The Bather, William-Adolphe Bouguereau.

Everything has been getting to me lately- people, events, everything. Idealistically I’d like to put the blame on others… other people have just been annoying and idiotic, shitty things have been happening in my life etc. But really, it’s just me. I’ve come to the point where I’ve stepped back and realised that I need to change a lot, sort my self out. In the past few weeks I’ve turned my back on all the good work I’ve done weight wise and gained a lot of the weight back. I’ve just gotten lazy and lost sight of my goal. Its time to get back on the boat and paddle to the free country (and by free country I mean my ideal weight). Hey, I know that appearance isn’t everything and whatever, but I figure next year is a completely new phase of my life and I want to be a ‘new’ person for that- a much happier person. I don’t want to lose any of my spunk of my personality though. The following list will illustrate how I will become even more (is that possible??) bad ass:

  • Become a ‘happy’ weight.
  • Do things that make you happy.
  • Buy things that make you happy.
  • Refrain from seeking others approval.
  • Realise that YOU are the only person that realistically matters.
  • In saying that you’re going to die alone (this isn’t in a ‘oh no I’m forever alone </3’ sort of thing, but more in a literal sense) do you really want to live alone? (the answer is no).

Sometimes I feel as though I may come off as a little materialistic/vain/self centred, but I feel as though I am one of those people that can clearly see their own faults and I’ve come to realise that my positive attributes outweigh the negative, so this lady is here to stay.

I’ll never learn.

Turns out everything is back to how it used to be, which needless to say, is not a good thing.
If there is one thing I cannot stand is people breaking promises? Why make them in the first place if you have no intention with going through with them?
To make things worse, I discussed with him that night about how badly he ‘fucked me over’, so to speak, and he seemed sincerely apologetic.
I knew that this was going to happen, part of me just wanted to think the best of him, which evidently was ridiculously stupid and naive.

Shouldn’t this all be easier?

I honestly think I could get used to having someone there for me all the time, someone to hold, caress and ultimately love.
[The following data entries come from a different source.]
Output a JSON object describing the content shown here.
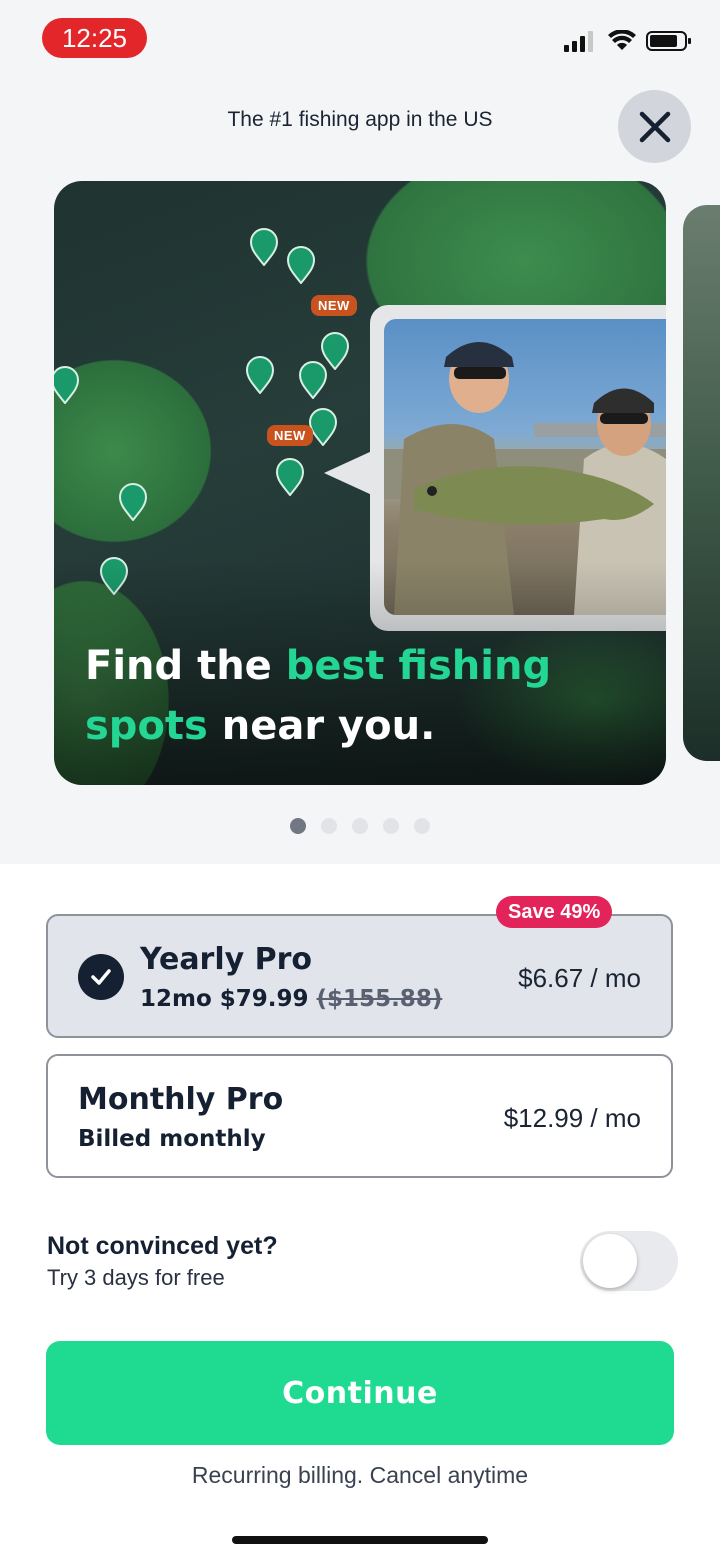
{
  "status_bar": {
    "time": "12:25",
    "icons": [
      "signal-icon",
      "wifi-icon",
      "battery-icon"
    ]
  },
  "header": {
    "title": "The #1 fishing app in the US",
    "close_icon": "close-icon"
  },
  "carousel": {
    "card": {
      "headline_part1": "Find the ",
      "headline_accent1": "best fishing",
      "headline_accent2": "spots",
      "headline_part2": " near you.",
      "new_tag": "NEW"
    },
    "page_count": 5,
    "active_page": 1
  },
  "plans": {
    "yearly": {
      "name": "Yearly Pro",
      "sub_price": "12mo $79.99 ",
      "original_price": "($155.88)",
      "price": "$6.67 / mo",
      "badge": "Save 49%",
      "selected": true
    },
    "monthly": {
      "name": "Monthly Pro",
      "sub": "Billed monthly",
      "price": "$12.99 / mo",
      "selected": false
    }
  },
  "trial": {
    "title": "Not convinced yet?",
    "subtitle": "Try 3 days for free",
    "enabled": false
  },
  "cta": {
    "label": "Continue"
  },
  "footnote": "Recurring billing. Cancel anytime",
  "colors": {
    "accent": "#1fdb92",
    "badge": "#e3245a",
    "dark": "#152033",
    "status_time_bg": "#e3262a"
  }
}
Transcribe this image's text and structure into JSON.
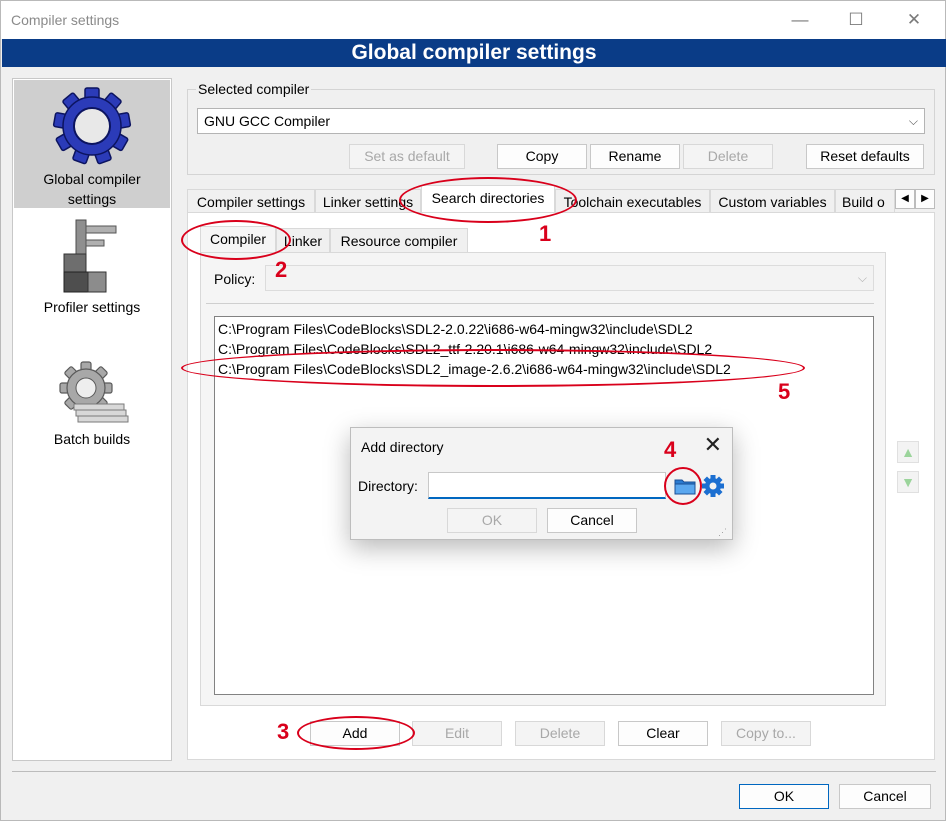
{
  "window": {
    "title": "Compiler settings",
    "minimize": "—",
    "maximize": "☐",
    "close": "✕"
  },
  "banner": {
    "title": "Global compiler settings"
  },
  "sidebar": {
    "items": [
      {
        "label_line1": "Global compiler",
        "label_line2": "settings"
      },
      {
        "label_line1": "Profiler settings"
      },
      {
        "label_line1": "Batch builds"
      }
    ]
  },
  "selected_compiler": {
    "group_label": "Selected compiler",
    "value": "GNU GCC Compiler",
    "buttons": {
      "set_default": "Set as default",
      "copy": "Copy",
      "rename": "Rename",
      "delete": "Delete",
      "reset_defaults": "Reset defaults"
    }
  },
  "tabs": {
    "items": [
      "Compiler settings",
      "Linker settings",
      "Search directories",
      "Toolchain executables",
      "Custom variables",
      "Build o"
    ],
    "scroll_left": "◀",
    "scroll_right": "▶"
  },
  "subtabs": {
    "items": [
      "Compiler",
      "Linker",
      "Resource compiler"
    ]
  },
  "policy": {
    "label": "Policy:",
    "value": ""
  },
  "directories": [
    "C:\\Program Files\\CodeBlocks\\SDL2-2.0.22\\i686-w64-mingw32\\include\\SDL2",
    "C:\\Program Files\\CodeBlocks\\SDL2_ttf-2.20.1\\i686-w64-mingw32\\include\\SDL2",
    "C:\\Program Files\\CodeBlocks\\SDL2_image-2.6.2\\i686-w64-mingw32\\include\\SDL2"
  ],
  "list_buttons": {
    "add": "Add",
    "edit": "Edit",
    "delete": "Delete",
    "clear": "Clear",
    "copy_to": "Copy to..."
  },
  "dialog": {
    "title": "Add directory",
    "close": "✕",
    "label": "Directory:",
    "value": "",
    "ok": "OK",
    "cancel": "Cancel"
  },
  "footer": {
    "ok": "OK",
    "cancel": "Cancel"
  },
  "annotations": [
    "1",
    "2",
    "3",
    "4",
    "5"
  ],
  "colors": {
    "banner": "#0a3c87",
    "annotation": "#d9001b",
    "accent": "#0067c0"
  }
}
I think I’ve just been too afraid to let myself be utterly vulnerable and take the chance to let someone inside me. It scares the heck out of me, I can’t, or maybe I just don’t want to imagine someone knowing everything about me. Im not sure if I want someone to be able to tell what I’m thinking just by certain mannerisms or the subtle tones of my voice. Ultimately though, I’m just afraid of letting all of this happen and just being left, all alone with nothing but the carcass of lost love.

Sometimes its hard to follows others orders, its even harder to follow your own.

If someone has an almost paranormal ‘hold’ over you and you’re addicted to kissing, its alright isn’t it?

I promised myself I would never go there again with him. I mean, I made myself 100% vulnerable to him, something I rarely, if ever do. He disregarded it completely and pissed off with some other girl. Yet here I am, as soon as the opportunity arises, inviting him over to ‘chill’. I’m not complaining about ‘chilling’ (not complaining at all), but I guess I’m just disappointed with myself. However, we did discuss what happened and he apologised; its easy to say sorry and not mean it right, especially when you know thats what they want to hear and you’re going to get something out of it. He, of course, had to  abruptly leave once he was finished, so to speak, but promised he’d make it up to me and visit Thursday. I guess we shall see what happens then, if it even happens. Maybe he heard the hurt in my voice and realised what he had done, maybe but probably not.